Biomimetics, in its most basic form, is the imitation of systems and elements that have evolved in nature to help solve complex problems. When it comes to design, nothing can top nature — and rightfully so, as It has had roughly 3.8 billion years to get plant and animal life to where they are today. Consequently, many scientists, researchers, and engineers use those well-honed designs as inspiration in their efforts to make robots and other devices more functional and efficient.
A prime example is aircraft wing designs that are inspired by birds. Soon-Jo Chung, an assistant professor in the University of Illinois Aerospace and Engineering Department, and his colleagues seek to better understand birds' flight characteristics. Their findings could lead to applications such as specialized drones and aircraft capable of vertical landing, beyond what planes like Lockheed Martin’s F-35B are capable of today.
Chung and his colleagues are developing a robotic bird that closely mimics the way our avian friends fly. Ornithopters — aircraft that flap their wings for flight — have been around since the late 1800s. Their mechanical wings, however, can't compare to the more sophisticated wing morphology and angling capabilities that allow birds to maneuver in flight, glide, and stall so they can dive for prey and land gracefully. "The robotic falcon we are developing will leverage the modern advances in materials, batteries, and electric actuators to construct the most sophisticated engineered flapping motions that anyone has tried," said Chung.
It is not uncommon for robotics researchers to consult with biologists and zoologists to get a better understanding of the functions they wish to emulate. Chung and his team took inspiration from prominent bat researchers Sharon Swartz and Kenneth Breuer at Brown University, who have designed a robotic bat wing that functions uncannily like its biological counterpart.
The 3D-printed robotic bat wing uses motors and cable-linked joints to emulate the flapping motions of a dog-faced fruit bat.

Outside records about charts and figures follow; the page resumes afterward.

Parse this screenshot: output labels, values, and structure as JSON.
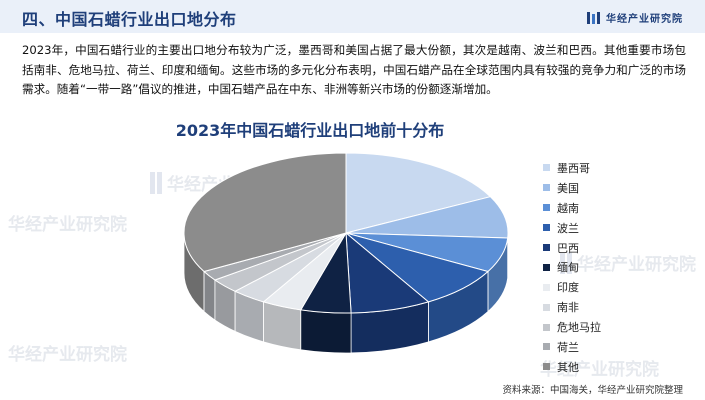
{
  "header": {
    "title": "四、中国石蜡行业出口地分布",
    "brand": "华经产业研究院"
  },
  "intro_text": "2023年，中国石蜡行业的主要出口地分布较为广泛，墨西哥和美国占据了最大份额，其次是越南、波兰和巴西。其他重要市场包括南非、危地马拉、荷兰、印度和缅甸。这些市场的多元化分布表明，中国石蜡产品在全球范围内具有较强的竞争力和广泛的市场需求。随着“一带一路”倡议的推进，中国石蜡产品在中东、非洲等新兴市场的份额逐渐增加。",
  "watermark": "华经产业研究院",
  "source": "资料来源：中国海关，华经产业研究院整理",
  "colors": {
    "header_bg": "#eaf0f9",
    "title": "#1f3f7a"
  },
  "chart_data": {
    "type": "pie",
    "style": "3d",
    "title": "2023年中国石蜡行业出口地前十分布",
    "legend_position": "right",
    "categories": [
      "墨西哥",
      "美国",
      "越南",
      "波兰",
      "巴西",
      "缅甸",
      "印度",
      "南非",
      "危地马拉",
      "荷兰",
      "其他"
    ],
    "values": [
      17.5,
      8.5,
      7.0,
      8.5,
      8.0,
      5.0,
      4.0,
      3.5,
      3.0,
      2.0,
      33.0
    ],
    "colors": [
      "#c8d9f0",
      "#9dbde8",
      "#5b8fd6",
      "#2d5fad",
      "#1a3a78",
      "#0f2244",
      "#e9ecf0",
      "#d7dbe1",
      "#c3c6cb",
      "#a8abb0",
      "#8c8c8c"
    ]
  }
}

Instead of muscles, bones, and tendons, the 3D-printed robotic bat wing uses three motors, seven joints, and a series of cables to function like a dog-faced fruit bat's wing. The robotic wing features a silicone elastomer that’s stretched over the structural framework to simulate the bat’s skin and provide lift. The joints are actuated by servomotors, which pull on the cables, which in turn pull on the joints to simulate wing movement.

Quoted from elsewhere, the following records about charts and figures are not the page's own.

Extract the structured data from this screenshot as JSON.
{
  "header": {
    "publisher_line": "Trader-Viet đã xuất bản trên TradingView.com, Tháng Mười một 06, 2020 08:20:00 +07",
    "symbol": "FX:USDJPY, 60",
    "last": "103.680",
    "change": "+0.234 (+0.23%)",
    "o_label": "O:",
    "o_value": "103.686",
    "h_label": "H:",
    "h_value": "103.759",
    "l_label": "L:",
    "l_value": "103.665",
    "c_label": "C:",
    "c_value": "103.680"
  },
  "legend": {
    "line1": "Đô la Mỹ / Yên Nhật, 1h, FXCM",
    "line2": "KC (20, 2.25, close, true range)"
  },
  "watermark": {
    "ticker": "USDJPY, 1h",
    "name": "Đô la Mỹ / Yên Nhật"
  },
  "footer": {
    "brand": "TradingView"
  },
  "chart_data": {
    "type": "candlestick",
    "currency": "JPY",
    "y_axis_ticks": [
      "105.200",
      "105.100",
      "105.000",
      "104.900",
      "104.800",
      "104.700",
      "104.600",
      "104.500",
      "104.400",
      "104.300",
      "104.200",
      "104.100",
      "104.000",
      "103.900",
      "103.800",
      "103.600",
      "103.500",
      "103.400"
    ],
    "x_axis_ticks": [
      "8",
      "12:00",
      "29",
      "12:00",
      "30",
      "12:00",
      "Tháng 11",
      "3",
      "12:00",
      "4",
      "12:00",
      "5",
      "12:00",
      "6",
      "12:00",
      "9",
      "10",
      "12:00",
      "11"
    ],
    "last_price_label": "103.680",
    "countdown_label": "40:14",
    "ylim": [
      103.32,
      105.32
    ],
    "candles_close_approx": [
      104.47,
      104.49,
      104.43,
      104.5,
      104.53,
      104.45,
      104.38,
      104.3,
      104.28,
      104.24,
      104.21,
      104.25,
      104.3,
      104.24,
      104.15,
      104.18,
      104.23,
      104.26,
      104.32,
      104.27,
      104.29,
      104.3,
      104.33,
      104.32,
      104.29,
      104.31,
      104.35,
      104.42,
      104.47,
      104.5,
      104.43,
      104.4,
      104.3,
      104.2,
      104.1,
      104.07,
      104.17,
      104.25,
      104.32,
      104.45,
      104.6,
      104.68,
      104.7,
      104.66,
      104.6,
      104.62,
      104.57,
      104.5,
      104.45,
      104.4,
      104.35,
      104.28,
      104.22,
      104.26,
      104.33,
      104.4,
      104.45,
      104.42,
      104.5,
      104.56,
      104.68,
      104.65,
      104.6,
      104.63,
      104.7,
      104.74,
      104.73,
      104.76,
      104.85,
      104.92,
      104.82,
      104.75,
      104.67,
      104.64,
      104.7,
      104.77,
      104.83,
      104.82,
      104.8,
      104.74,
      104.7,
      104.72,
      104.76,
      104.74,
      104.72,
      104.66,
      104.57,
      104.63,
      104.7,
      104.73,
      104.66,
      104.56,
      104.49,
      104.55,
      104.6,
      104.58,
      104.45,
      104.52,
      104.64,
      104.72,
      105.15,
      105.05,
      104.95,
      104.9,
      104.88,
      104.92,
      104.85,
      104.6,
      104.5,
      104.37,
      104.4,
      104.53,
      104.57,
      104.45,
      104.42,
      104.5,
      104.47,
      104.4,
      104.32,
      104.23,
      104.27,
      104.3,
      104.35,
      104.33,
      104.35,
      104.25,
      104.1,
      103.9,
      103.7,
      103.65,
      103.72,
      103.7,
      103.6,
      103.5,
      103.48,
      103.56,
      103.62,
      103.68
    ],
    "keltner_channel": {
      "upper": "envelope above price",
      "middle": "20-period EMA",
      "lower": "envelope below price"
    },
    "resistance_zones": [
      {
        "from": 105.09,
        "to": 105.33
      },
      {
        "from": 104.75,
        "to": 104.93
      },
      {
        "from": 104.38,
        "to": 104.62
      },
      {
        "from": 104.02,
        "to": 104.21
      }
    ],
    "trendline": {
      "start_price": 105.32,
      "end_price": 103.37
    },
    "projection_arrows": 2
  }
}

Because the robotic wing is capable of folding and expanding just like the real thing, it can provide insights into the flight capabilities of bats. Swartz and her team conducted initial tests by suspending the wing, connected to force transducers, in a wind tunnel to measure the forces produced by the wing articulation. These included lift, thrust, the force needed to counteract gravity, and the force needed to propel the bat forward. The data collected from Swartz and her team is what inspired Chung, as understanding those mechanics could translate into micro–aerial vehicles (MAVs) that could be used to carry small pieces of equipment, such as cameras, to locations that are otherwise inaccessible or are too hazardous for humans. The research also helped Chung get insight into using fully articulated wings for precision flight mechanics, including the ability to perch upon landing.
When it came to the design of the falcon, Chung's team turned to CAD modeling, electrical design, and simulation tools to get the job done. "We do utilize [CAD software] as much as possible … this allows us to have multiple people working on subcomponents without worrying about interface issues, such as software interoperability, and use top-down approaches to maintain solid dependencies within and across iterations," stated Chung.
Many engineers rely on CAD software that incorporates some type of simulation functionality to help verify the design models. Simulation software tools allow researchers to test particular aspects of their designs — such as motion paths, fluid dynamics, and durability — without creating costly, time-consuming physical mockups. They also enable direct simulation of model interactions, product performance, and other functions when new parts are introduced, allowing for a redesign of the part or system on the spot, making the design process more efficient.